Appellant would place the blame for withdrawal of counsel Yarger upon Yar-ger’s “ultimatum” of May 4 to discuss settlement of the case. However, the statements of Yarger, his cocounsel McDorman and of appellant at the May 9 conference, taken as a whole, clearly indicate that the attorney-client relationship had deteriorated to the point that appellant did not wish to go to trial with Yarger as his counsel. Yarger stated that Shelton had been talking to other attorneys about the case and that he wanted “to get another attorney on this case as soon as possible.” Shelton told the court that he wanted the trial setting set aside “until I get a good attorney.”
Obviously, Shelton must share responsibility for Yarger’s withdrawal and the trial court’s action is not to be viewed as if Yarger alone created the situation which resulted in his withdrawal.
Appellant points to the trial court’s admonition to Shelton upon the May 9 continuance that no further continuances would be granted and his assessing of the costs and requiring payment within 30 days on threat of dismissal as evidencing a “prejudicial predisposition” on the part of the trial court against granting further continuance. However, when new counsel first approached the trial court regarding a continuance, the court suggested that he discuss the matter with counsel for respondents. The remarks at the May 9 conference and the requirement of payment of costs were obviously an effort on the part of the trial court to convince Shelton of the necessity of
Appellant complains that the 43-day period allowed him to obtain new counsel and for such counsel to prepare for trial was inadequate. He complains that, despite diligence on his part, he was unable to meet the trial setting of June 21.

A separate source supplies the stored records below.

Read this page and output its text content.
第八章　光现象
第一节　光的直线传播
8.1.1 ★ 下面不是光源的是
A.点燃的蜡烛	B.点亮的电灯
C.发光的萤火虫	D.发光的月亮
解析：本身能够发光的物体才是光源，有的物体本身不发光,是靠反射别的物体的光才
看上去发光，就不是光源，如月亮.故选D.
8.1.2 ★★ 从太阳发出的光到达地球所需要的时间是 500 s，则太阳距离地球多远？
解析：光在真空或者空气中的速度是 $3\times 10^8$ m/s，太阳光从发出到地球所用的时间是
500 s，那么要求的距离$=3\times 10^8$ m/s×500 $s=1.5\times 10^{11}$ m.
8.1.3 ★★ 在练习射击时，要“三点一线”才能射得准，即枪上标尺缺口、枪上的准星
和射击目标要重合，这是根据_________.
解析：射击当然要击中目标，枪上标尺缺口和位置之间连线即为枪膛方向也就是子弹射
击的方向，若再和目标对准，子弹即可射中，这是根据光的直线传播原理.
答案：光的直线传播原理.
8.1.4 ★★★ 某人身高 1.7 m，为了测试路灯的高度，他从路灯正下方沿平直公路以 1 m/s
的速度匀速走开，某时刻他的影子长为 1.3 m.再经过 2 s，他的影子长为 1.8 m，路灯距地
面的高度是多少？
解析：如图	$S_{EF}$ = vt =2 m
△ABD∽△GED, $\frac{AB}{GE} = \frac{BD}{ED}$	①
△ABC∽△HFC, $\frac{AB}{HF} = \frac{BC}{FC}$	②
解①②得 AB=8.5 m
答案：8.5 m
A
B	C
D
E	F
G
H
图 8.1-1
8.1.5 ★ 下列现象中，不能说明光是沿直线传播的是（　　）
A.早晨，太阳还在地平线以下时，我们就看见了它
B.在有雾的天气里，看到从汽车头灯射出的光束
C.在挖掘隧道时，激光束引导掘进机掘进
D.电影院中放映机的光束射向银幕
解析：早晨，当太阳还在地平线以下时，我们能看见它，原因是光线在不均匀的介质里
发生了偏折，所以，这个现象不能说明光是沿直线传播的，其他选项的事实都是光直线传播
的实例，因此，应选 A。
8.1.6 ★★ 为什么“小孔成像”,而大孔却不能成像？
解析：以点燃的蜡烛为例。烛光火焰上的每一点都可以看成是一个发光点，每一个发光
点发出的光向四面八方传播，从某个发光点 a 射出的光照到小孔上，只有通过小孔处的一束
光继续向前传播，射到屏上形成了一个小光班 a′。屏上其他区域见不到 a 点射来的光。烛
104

Appellant’s claim of diligence in obtaining new counsel is not to be accepted without question. Appellant’s counsel provided the only evidence on that score in his affidavit in support of the written request for a continuance. According to that affidavit, appellant’s first effort was made on or about May 16, when he asked Will Berry to represent him. This was a delay of about a week, despite the trial court’s admonition to appellant to act promptly. Berry referred appellant to Claud Wood, but plaintiff did not contact Wood until May 20. Wood wrote plaintiff on May 25 that he could not handle the case. There is a vague reference to an unnamed lawyer in St. Louis whom appellant sought. Appellant finally contacted Mr. Johnson on June 3.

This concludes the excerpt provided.